Parahnya, setelah kesepakatan itu tercipta, mereka hening lagi.

Mereka sampai di pinggiran kota yang cukup ramai sore itu, dipenuhi beberapa anak sekolah yang sedang berjalan-jalan sore, seperti Yixing dan Nayoung, sayangnya mereka berdua bukan lagi anak sekolahan. Beberapa lainnya bertahan di bangku di sudut jalan atau mampir di kedai dan kafe sekitar pertokoan. Suara bising terdengar dari seluruh penjuru, menandakan keramaian yang sedang terjadi, tapi sebaliknya justru terjadi pada Yixing dan Nayoung yang sejak tadi hanya jalan bersebelahan dengan keheningan yang masih belum terpecah. Lagi.

Nayoung masih merasa canggung pada Yixing, mengingat pertemuannya kali ini baru yang ketiga kalinya. Dua kali pertemuan sebelumnya ternyata tidak membuat kecanggungannya luntur, atau kebaikan dan keramahan Yixing belum juga membuatnya merasa leluasa. Apalagi pertemuan terakhir mereka, Yixing lebih banyak bicara dengan Li Na, jadi Nayoung tak memiliki banyak kesempatan untuk bertukar kata dengan Yixing. Ketika mereka mulai berbicara memang dengan sendirinya akan mengalir, tapi permulaannya itu yang membuat mereka kelihatan payah. Tak ada yang memulai terlebih dahulu, atau karena terlalu banyak pertanyaan dan kekhawatiran di benak Nayoung, seperti misalnya; bagaimana jika pertanyaanku konyol? Bagaimana jika topik yang ku bicarakan tidak menarik? Bagaimana jika ia tidak menyukai apa yang ku katakan? Bagaimana jika ia tidak merespon apa yang ku ungkapkan?

Semua kekhawatiran itu toh akhirnya hanya bertahan di benaknya, karena ketika Yixing mulai angkat bicara dan Nayoung menanggapi perkataan Yixing, semua pembicaraan mengalir begitu saja seperti air,  seperti barusan. Sesekali akhirnya giliran Nayoung yang memulai pembicaraan, dan itu tak seburuk yang ia kira.

Tidak mudah sebenarnya memulai pembicaraan dengan orang yang selalu membuat canggung, tetapi juga tidak sesulit itu untuk dikhawatirkan. Nayoung hanya takut memulainya. Seperti halnya ia takut untuk mulai menyukai Yixing, dan lagi-lagi, toh dia akhirnya memutuskan untuk mulai menyukai dirinya.

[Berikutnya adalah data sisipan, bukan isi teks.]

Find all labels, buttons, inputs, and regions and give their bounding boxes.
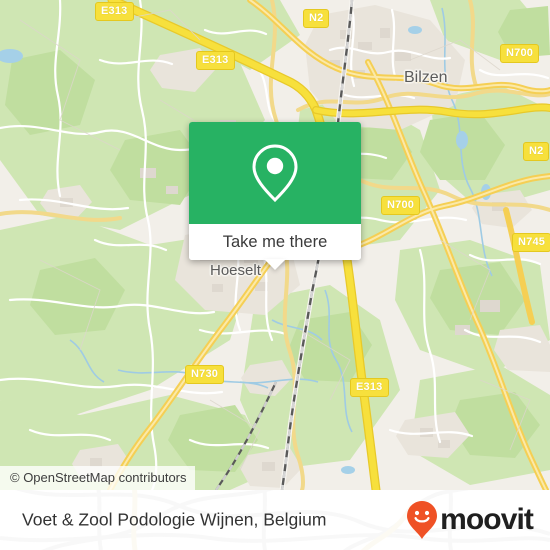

Zhang Yixing, seseorang yang suka bergumam aneh dan dengan segala tingkahnya selalu sukses membuat Nayoung tertawa. Orang yang kini berarti di hidupnya. Bagi Nayoung, Yixing bukan hanya seseorang yang dianggapnya penghibur dan orang yang disukainya, tetapi dia juga menjadi sosok panutan yang membuatnya selalu semangat menjalani hari-hari yang bisa dibilang sangat berat –orang-orang berkata memiliki umur berkepala dua akan sangat berat– dan Nayoung membuktikan itu, ia tahu betapa sulitnya mengikuti ujian masuk perguruan tinggi, tinggal terpisah dengan orang tua, harus hidup mandiri dan mengatur segala sesuatunya dengan baik terutama tentang keuangan. Semua teman sebayanya merasakan hal yang sama, beberapa ada yang beruntung dan banyak pula yang masih kurang beruntung. Nayoung salah satu yang beruntung saat ujian masuk walau nyaris terdepak dari universitasnya sekarang, Seoul Institute of The Arts.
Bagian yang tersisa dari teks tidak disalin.